Another benefit was additional resiliency and distribution of load due to the location transparency of the actual DataStore itself. Utilizing Akka’s various Routers, such as in this case the ClusterRouterGroup Actor, we were able to further redistribute the processing of any given DataStore workload across the cluster and appropriately react as nodes came on and offline. See exploded view below.
Version 2. Exploded view of DataStore location transparency
Lastly, the diagram below shows how execution of these DataEntry tasks is now more evenly distributed across the entire set of available nodes in the cluster. All nodes can now be potentially involved in processing any DataEntry workload.
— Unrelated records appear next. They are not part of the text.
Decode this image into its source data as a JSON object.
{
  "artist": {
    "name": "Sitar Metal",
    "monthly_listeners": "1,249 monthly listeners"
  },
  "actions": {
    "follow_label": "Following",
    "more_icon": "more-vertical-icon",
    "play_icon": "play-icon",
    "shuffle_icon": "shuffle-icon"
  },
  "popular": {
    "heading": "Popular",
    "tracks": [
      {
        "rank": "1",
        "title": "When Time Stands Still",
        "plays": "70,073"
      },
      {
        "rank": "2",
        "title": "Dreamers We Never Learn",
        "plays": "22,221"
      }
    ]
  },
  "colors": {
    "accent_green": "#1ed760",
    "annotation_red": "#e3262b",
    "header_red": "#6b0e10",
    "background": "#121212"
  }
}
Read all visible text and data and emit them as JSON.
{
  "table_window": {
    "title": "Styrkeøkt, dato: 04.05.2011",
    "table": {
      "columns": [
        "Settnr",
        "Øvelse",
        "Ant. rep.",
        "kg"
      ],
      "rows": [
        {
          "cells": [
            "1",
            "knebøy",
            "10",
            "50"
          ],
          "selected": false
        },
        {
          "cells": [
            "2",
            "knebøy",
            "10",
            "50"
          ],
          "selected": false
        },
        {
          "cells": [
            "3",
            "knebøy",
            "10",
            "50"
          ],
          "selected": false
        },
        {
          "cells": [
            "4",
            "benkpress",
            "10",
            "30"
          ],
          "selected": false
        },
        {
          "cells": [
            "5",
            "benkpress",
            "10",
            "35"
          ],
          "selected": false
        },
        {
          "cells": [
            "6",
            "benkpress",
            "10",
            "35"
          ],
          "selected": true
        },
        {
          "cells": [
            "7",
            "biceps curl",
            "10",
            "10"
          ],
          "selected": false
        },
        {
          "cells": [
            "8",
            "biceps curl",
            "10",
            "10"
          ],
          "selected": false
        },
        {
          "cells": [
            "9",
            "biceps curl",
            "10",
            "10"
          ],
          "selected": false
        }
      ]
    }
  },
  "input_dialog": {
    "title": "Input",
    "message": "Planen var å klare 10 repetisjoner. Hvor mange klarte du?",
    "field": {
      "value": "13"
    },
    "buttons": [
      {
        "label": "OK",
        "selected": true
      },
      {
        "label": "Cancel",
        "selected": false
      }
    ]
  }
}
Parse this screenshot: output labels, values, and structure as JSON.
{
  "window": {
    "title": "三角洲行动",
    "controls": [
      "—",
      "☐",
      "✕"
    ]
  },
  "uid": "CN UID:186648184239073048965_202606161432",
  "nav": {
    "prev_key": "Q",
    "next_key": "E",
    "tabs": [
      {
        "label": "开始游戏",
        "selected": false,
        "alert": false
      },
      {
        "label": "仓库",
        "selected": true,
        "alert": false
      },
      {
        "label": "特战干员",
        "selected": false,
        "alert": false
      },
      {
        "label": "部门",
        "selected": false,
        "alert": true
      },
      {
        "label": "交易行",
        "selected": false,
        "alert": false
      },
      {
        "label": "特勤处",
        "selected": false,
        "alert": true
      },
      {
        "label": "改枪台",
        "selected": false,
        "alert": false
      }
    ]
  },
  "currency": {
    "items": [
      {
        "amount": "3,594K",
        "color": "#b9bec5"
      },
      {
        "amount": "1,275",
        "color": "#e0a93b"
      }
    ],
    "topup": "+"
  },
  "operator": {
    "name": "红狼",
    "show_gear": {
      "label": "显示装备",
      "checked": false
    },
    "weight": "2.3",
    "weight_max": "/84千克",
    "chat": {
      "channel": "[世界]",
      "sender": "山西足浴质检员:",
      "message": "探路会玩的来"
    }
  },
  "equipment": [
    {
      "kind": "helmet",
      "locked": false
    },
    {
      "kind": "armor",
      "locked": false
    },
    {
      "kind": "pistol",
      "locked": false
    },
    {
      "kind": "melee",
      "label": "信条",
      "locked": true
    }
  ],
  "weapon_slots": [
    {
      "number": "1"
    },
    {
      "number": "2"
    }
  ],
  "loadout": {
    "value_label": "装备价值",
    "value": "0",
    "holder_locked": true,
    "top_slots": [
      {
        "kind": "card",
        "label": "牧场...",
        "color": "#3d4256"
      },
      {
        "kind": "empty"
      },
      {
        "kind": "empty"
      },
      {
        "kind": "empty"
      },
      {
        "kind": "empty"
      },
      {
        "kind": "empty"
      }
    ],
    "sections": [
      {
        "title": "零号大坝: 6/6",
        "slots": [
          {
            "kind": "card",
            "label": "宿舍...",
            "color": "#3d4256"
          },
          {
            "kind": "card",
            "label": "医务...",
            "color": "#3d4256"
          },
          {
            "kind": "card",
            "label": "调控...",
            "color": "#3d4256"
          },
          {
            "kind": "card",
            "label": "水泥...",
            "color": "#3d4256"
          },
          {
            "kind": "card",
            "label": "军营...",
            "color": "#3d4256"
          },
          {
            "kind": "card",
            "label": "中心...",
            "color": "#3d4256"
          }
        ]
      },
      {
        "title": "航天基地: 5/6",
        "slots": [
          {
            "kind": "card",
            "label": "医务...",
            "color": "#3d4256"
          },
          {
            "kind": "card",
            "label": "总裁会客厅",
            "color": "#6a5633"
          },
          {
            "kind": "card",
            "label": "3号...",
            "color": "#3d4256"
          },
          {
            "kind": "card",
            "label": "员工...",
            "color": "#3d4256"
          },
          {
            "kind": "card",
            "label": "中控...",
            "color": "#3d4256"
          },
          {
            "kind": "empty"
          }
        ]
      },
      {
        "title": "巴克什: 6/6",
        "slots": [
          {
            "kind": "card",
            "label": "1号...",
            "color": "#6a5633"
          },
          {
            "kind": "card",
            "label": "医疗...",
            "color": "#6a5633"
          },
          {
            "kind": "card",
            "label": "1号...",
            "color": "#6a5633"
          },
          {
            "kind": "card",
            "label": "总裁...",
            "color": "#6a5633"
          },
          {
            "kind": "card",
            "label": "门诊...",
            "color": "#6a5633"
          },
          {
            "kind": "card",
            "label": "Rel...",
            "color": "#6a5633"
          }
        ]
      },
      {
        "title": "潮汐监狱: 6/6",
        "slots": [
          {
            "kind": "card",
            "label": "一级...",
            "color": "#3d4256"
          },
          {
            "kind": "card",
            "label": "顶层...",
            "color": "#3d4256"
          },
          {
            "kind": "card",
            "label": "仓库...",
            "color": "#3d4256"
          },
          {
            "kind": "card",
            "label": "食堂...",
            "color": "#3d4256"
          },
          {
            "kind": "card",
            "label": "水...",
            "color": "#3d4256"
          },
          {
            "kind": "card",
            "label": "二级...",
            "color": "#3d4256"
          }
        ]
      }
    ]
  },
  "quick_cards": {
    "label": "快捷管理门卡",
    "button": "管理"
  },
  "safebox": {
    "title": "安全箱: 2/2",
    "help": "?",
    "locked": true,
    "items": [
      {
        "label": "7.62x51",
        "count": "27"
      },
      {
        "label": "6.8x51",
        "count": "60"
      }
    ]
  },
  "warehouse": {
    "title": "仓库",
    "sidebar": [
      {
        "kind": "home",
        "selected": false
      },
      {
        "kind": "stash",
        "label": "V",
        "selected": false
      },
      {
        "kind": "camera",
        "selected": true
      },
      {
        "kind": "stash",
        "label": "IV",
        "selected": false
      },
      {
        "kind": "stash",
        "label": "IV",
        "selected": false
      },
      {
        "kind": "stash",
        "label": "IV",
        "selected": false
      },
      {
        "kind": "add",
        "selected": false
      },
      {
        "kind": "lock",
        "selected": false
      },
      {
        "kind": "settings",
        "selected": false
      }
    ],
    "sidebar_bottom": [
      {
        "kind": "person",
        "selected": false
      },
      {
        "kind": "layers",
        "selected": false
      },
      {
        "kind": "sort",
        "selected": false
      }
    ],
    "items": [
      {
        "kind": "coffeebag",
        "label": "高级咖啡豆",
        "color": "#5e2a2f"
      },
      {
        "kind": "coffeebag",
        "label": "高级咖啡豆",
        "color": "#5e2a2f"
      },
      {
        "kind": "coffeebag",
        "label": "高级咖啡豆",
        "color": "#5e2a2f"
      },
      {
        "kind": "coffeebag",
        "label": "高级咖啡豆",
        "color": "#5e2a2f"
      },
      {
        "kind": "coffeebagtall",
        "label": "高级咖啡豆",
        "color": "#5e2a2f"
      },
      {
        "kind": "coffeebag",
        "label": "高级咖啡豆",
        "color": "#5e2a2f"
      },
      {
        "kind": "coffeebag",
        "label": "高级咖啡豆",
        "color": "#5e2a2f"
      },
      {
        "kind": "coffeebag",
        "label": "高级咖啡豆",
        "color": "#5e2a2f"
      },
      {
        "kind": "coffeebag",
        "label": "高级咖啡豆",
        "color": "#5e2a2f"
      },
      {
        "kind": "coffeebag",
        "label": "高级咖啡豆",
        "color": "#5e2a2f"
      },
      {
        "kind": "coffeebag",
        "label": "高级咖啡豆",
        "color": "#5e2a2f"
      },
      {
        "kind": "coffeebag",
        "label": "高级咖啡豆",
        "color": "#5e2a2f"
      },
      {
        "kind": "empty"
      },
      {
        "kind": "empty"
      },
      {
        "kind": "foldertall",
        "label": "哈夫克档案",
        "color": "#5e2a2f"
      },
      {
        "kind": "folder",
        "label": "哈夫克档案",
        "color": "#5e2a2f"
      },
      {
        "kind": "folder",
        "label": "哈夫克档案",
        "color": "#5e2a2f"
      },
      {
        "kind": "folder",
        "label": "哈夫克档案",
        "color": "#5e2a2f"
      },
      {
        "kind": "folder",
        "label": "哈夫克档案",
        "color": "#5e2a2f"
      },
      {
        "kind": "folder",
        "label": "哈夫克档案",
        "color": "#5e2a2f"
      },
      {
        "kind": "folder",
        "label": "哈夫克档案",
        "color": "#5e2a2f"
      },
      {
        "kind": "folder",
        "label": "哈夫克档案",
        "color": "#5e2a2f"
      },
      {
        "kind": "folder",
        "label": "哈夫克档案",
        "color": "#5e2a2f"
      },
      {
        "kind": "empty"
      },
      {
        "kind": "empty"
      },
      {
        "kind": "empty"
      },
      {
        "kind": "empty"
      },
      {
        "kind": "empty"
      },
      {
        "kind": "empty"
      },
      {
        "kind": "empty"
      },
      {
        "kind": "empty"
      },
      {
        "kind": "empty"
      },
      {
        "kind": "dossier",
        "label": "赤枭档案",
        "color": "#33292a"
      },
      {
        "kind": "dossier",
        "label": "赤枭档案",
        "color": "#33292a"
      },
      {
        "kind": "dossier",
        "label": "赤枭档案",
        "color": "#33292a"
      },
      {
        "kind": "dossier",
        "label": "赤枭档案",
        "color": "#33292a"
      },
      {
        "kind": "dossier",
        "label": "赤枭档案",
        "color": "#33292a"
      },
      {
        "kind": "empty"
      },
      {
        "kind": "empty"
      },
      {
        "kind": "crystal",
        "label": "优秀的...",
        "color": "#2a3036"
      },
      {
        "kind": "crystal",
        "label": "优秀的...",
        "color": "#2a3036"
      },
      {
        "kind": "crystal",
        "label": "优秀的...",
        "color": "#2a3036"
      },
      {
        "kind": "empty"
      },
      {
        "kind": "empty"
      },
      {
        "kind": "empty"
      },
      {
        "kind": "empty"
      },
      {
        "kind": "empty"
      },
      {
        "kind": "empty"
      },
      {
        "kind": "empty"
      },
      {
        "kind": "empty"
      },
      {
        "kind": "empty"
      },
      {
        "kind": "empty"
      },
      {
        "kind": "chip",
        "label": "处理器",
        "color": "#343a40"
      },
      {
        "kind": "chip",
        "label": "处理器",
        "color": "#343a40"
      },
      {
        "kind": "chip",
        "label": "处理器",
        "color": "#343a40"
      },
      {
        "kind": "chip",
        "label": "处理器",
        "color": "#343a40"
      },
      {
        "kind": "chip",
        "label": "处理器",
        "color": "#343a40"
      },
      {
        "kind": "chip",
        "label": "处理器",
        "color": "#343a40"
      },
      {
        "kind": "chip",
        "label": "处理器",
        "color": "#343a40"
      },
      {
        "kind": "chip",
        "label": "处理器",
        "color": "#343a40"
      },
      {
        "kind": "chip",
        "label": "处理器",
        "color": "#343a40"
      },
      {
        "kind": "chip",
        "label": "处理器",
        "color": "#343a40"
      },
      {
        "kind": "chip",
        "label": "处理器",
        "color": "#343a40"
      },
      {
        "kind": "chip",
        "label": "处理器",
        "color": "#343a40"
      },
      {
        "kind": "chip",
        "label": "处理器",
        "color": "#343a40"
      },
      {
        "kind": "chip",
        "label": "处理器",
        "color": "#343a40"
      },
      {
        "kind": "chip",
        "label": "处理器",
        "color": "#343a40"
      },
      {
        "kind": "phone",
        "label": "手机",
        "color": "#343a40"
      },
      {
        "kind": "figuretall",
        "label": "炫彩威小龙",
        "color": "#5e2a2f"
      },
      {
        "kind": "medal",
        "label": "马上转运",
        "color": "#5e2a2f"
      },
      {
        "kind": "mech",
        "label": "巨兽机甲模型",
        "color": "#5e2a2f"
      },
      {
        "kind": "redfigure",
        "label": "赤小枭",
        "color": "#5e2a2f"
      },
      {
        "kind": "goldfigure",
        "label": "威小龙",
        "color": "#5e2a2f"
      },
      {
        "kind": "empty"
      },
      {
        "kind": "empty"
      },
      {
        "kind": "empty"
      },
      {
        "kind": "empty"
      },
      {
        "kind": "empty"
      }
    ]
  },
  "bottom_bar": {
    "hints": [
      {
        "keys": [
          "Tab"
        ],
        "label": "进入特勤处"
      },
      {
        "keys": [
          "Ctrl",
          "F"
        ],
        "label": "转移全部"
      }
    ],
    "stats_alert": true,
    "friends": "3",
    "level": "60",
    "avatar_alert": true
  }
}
Also by feeding dynamic configuration into the construction of each ClusterRouterGroup Actor the system could also fine tune the distribution and amount of Actors in the cluster that are available to process entries targeted at any given DataStore. This permits for custom down-scaling based on the limitations or load ceilings that any given downstream target DataStore may present. In other words it permits throttling of loads.
Version 2. Better utilization of core resources across cluster
Overall my experience with Akka was positive. After working some of the bugs out, so far in production this solution has been quite stable and Akka’s clustering protocol quite stable. If you are considering moving to a more reactive design approach for the back end of a system, I highly recommend giving Akka a consideration.
Lastly, as always I highly recommend going with a pure interface oriented design in any system you build. In this use-case, this system’s entire platform itself, having been designed from the ground up using interfaces extensively and then plugging in different “providers” (i.e. things like Camel or Akka) for each aspect of implementation has proved out to be very important as it has evolved over time. This gives the system tremendous flexibility as it matures over time and additional longevity.